Research Article
BibTex RIS Cite

XGBoost-Driven Evaluation of Clustering Methods for MOBA Player Segmentation

Year 2025, Volume: 5 Issue: 1, 84 - 95, 31.12.2025
https://doi.org/10.57020/ject.1770052

Abstract

MOBA (Multiplayer Online Battle Arena) games are real-time, multiplayer digital games in which two teams compete strategically on a predefined map. Datasets from these games include diverse variables such as player performance, interactions, strategic behavior, and team dynamics. This study aims to cluster MOBA players based on behavioral patterns and assess the validity of these segments using classification techniques.
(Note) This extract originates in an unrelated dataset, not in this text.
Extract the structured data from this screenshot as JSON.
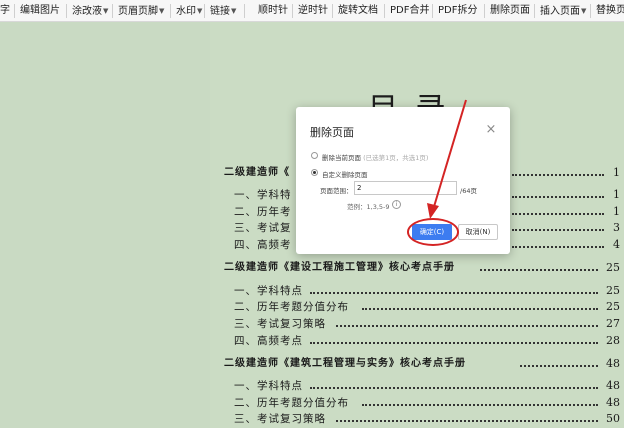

During preprocessing, categorical variables were numerically encoded, and all features were scaled using the StandardScaler method. K-means and Hierarchical Clustering algorithms were applied to the dataset, and clusters were visualized in two dimensions via Principal Component Analysis (PCA). To evaluate cluster consistency, an XGBoost classification model was trained using stratified 5-fold cross-validation to predict cluster membership. The model achieved a mean accuracy of 0.91 ± 0.11 for the K-means clusters and 0.74 ± 0.07 for the Hierarchical clusters. These results indicate a strong internal structure in the K-means clusters. Additionally, the study explored relationships between player demographics (age, gender, weekly playtime) and psychological metrics (IGD-20, BIS-11, DERS) in relation to behavioral groupings. Findings highlight the value of combining unsupervised and supervised learning techniques to understand the complex profiles of MOBA players. Future work should focus on improving generalizability by incorporating larger, more diverse datasets and validating models with robust cross-validation protocols.

Ethical Statement

This study adhered to the principles of scientific research and publication ethics. No animal subjects were involved, and no additional ethics committee approval was required. The dataset used is publicly available on the OpenNeuro platform, shared in accordance with data security and ethical guidelines, and anonymized. This study is a secondary data analysis conducted on this publicly accessible and anonymized dataset; therefore, ethics committee approval was not necessary.

References

  • Arık, K., (2023), Machine Learning Models on MOBA Gaming: League of Legends Winner Prediction, Acta Infologica, vol. 7, no. 1, pp. 139–151, https://doi..org/10.26650/acin.1180583.
  • Schubert, M., A. Drachen, and T. Mahlmann, (2016), Esports Analytics Through Encounter Detection, MIT Sloan Sport. Anal. Conf., pp. 0–18.
  • Kugler, L., (2022), How AI is driving the esports boom, Commun. ACM, vol. 65, no. 9, pp. 17–18, doi: https://doi.org/10.1145/3546956.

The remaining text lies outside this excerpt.